Elsevier

Neuroscience

Volume 6, Issue 10, October 1981, Pages 2053-2057, 2059-2061
Neuroscience

Reorganization of muscle afferent projections accompanies peripheral nerve regeneration

https://doi.org/10.1016/0306-4522(81)90043-9Get rights and content

Abstract

Dorsal horn projections from muscle innervated by the common peroneal branch of the rat sciatic nerve were studied in three experimental situations: after either epineurial or individual fascicular suture of the sciatic nerve, or after isolated severance and repair of the peroneal sciatic fascicle. Four months after surgery, the peroneal-innervated muscles were injected with a conjugate of horseradish peroxidase and wheatgerm agglutinin. Projections from these muscles, as well as from peroneal-innervated skin and the entire sciatic nerve, were also studied in normal controls. Rats were perfused forty-eight hours after enzyme exposure, and the presence of horseradish peroxidase demonstrated by reaction of spinal cord sections with H2O2 and tetramethylbenzidine.

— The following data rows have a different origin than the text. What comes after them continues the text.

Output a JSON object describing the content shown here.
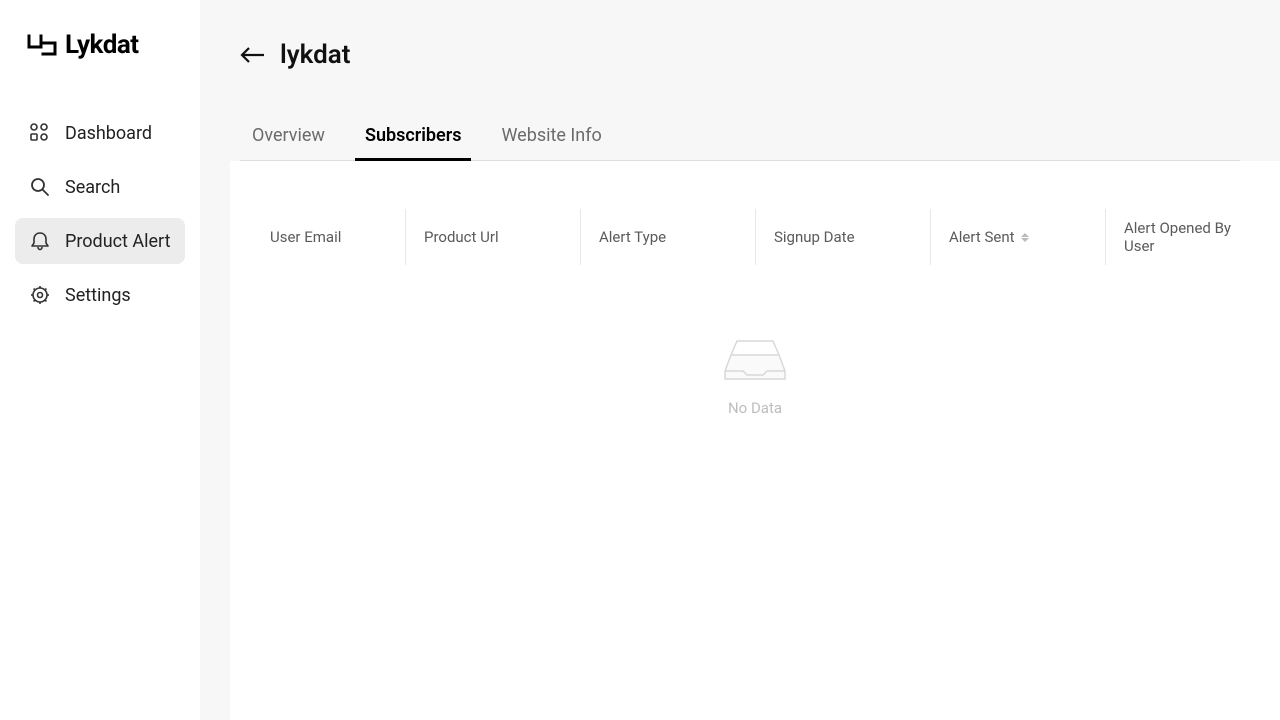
{
  "brand": "Lykdat",
  "sidebar": {
    "items": [
      {
        "label": "Dashboard",
        "icon": "grid-icon",
        "active": false
      },
      {
        "label": "Search",
        "icon": "search-icon",
        "active": false
      },
      {
        "label": "Product Alert",
        "icon": "bell-icon",
        "active": true
      },
      {
        "label": "Settings",
        "icon": "gear-icon",
        "active": false
      }
    ]
  },
  "header": {
    "title": "lykdat"
  },
  "tabs": [
    {
      "label": "Overview",
      "active": false
    },
    {
      "label": "Subscribers",
      "active": true
    },
    {
      "label": "Website Info",
      "active": false
    }
  ],
  "table": {
    "columns": [
      {
        "label": "User Email",
        "sortable": false
      },
      {
        "label": "Product Url",
        "sortable": false
      },
      {
        "label": "Alert Type",
        "sortable": false
      },
      {
        "label": "Signup Date",
        "sortable": false
      },
      {
        "label": "Alert Sent",
        "sortable": true
      },
      {
        "label": "Alert Opened By User",
        "sortable": false
      }
    ],
    "rows": [],
    "empty_label": "No Data"
  }
}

Injection of normal peroneal-innervated muscle labeled a sharply-defined area within the substantia gelatinosa of the ipsilateral dorsal horn. After regeneration from individual fascicular sciatic repair, or suture of the isolated peroneal fascicle, this projection was more widespread, resembling that from normal peroneal-innervated skin. The muscle projection was even wider and more variable following epineurial repair, yet always confined within the normal sciatic projection. The width and variability of muscle projections after epineurial suture probably reflect inter-fascicular misdirection of regenerating axons. The finding of expanded projections even after partial (individual fascicular) and total (isolated peroneal repair) elimination of this misdirection, and the similarity of these projections to those of peroneal-innervated skin, suggest confusion at the intra-fascicular level as well. Muscle could be reinnervated by peroneal nerve axons which previously served non-muscular structures, and which project to a wider area of the dorsal horn not originally labeled by muscle injection.

These experiments demonstrate a substantial projection from muscle to the substantia gelatinosa, an area strongly implicated in the processing of nociceptive information. Reorganization of these projections might provide an anatomical substrate for abnormal pain perception after peripheral nerve injury, including confusion as to its tissue of origin. Furthermore, this reorganization is not eliminated by individual fascicular suture. This technique, which decreases the frequency with which regenerating axons cross from one fascicle to another, does not, therefore, prevent axon disorganization within the fascicle itself.